第50話 3-12
「アン様、先の戦闘で捕獲した昆虫型巨大生命体の生身や死骸の分析が終わりましたにゃ」
あの戦闘から二日が過ぎたグライシア時間での朝のこと。
私の市庁舎オフィスに科学者ゴーレムのメフィールちゃんがやってきてそう報告しました。
椅子に座っていた私は立ち上がりながら、
「ご苦労さま」
そう言って労いました。
さて、気になることを聴いてみようかしら。
「で、分析の結果は?」
「その事にゃんですが」
メフィールちゃんは他には誰も居ないのに声を潜めて応えます。
なんでしょうか?
「このグライシア-Ccに生息する他の動植物と遺伝子レベルで比較してみたのですがにゃ、昆虫型巨大生命体は、この星の本当の原住生物とは全く異なる遺伝子構成を持っていましたにゃ」
「つまり」
「あの昆虫型巨大生命体は、この星の生物ではなかったんですにゃ」
やはり、そうなのね。
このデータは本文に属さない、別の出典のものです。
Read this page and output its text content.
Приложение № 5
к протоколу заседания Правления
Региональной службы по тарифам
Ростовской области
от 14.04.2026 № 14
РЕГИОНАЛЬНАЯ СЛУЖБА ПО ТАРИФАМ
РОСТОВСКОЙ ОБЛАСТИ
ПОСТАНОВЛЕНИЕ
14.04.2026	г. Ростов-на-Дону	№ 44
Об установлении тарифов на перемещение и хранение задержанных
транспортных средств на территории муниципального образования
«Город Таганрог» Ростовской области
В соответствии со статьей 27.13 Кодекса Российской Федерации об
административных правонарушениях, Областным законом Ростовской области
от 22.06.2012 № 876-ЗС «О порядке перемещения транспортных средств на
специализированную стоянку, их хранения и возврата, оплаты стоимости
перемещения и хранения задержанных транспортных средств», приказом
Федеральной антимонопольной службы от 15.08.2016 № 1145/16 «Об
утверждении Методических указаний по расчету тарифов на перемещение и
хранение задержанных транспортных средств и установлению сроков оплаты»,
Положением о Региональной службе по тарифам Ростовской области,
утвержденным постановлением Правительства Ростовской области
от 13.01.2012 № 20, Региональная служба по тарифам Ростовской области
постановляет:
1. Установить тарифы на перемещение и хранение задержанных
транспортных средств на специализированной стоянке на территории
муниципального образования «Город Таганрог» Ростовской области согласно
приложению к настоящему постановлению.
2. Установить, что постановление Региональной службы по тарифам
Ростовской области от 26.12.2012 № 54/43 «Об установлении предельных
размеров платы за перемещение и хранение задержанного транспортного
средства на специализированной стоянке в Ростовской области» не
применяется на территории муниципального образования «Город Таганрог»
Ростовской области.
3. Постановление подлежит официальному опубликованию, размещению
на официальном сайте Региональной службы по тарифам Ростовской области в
あの特異性からしてみれば、そうではないかと思っていたけれども。
メフィールちゃんは言葉を続けます。
「死骸などを研究所に運び込み、分析調査した結果、昆虫型巨大生命体はある種の生体型ロボットであり、新型の甲虫型は生物的な自己進化ではなく、機械的な進化によるもので誕生したものだと思われますにゃ」
「やっぱり、そうだったのね」
私は首を縦に振りました。
それならあの戦闘兵器ぶりには納得がいきます。短期間であっという間に進化し、こちらの兵器に適応する生命体なんて、普通の生命体ではありえないし。
しかしそれなら、対応策はあるというものです。
どうしてそんなものがこの星に来たのか、どうやって彼らが生み出され、進化するのか、その目的はなんなのかなど、謎は多く残されています。
けれども正体の一環が明かされた以上、それに弱点がわかった以上やりようはいくらでもあります。
私はメフィールちゃんにニッコリと微笑みながら、言葉を続けました。
「まあ、殺虫剤が出来上がった以上、対応策はいくらでもあるわ。あとはこちらの戦力を充実させて、またあのような大群が来ても対応できるようにすることね。あるいは、こちらから打って出て、駆除することも行わないと。これからも研究をよろしくね」
「はいですにゃ」メフィールちゃんは静かに頭を下げました。「詳しいレポートをそちらに転送しておきますにゃ。対応策の案も提示しておきましたので、そちらもご参考にしてくださいにゃ」
そう言うなり、私の目の前にファイル状に重なった多数のホログラフィックスクリーンが現れました。
「では、後で読んでおくわね」私はそう応えると、レポート群を保存フォルダへと収納しました。「また何かあったら報告を頼むわよ。それでは、下がっていいわ」
「了解しましたにゃ」メフィールちゃんはもう一度頭を深々と下げました。「それでは、失礼いたしますにゃ」
彼女がそう言うなり、白衣姿の彼女の体は立体ウィンドウが閉じられるように消えていきました。
そう。彼女とのやり取りはホログラム通信だったのです。
さて。
敵を撃退できた。街や工場などの安全は守られた。
これからいよいよ、私の宿願であるロケットの打ち上げに取りかかれるわ。
私は窓の外を見て、空を見上げました。
グライシアのいびつな月が、青空の中白く浮かんでいました。
あの月に手が届くのも、そう遠くはないでしょう。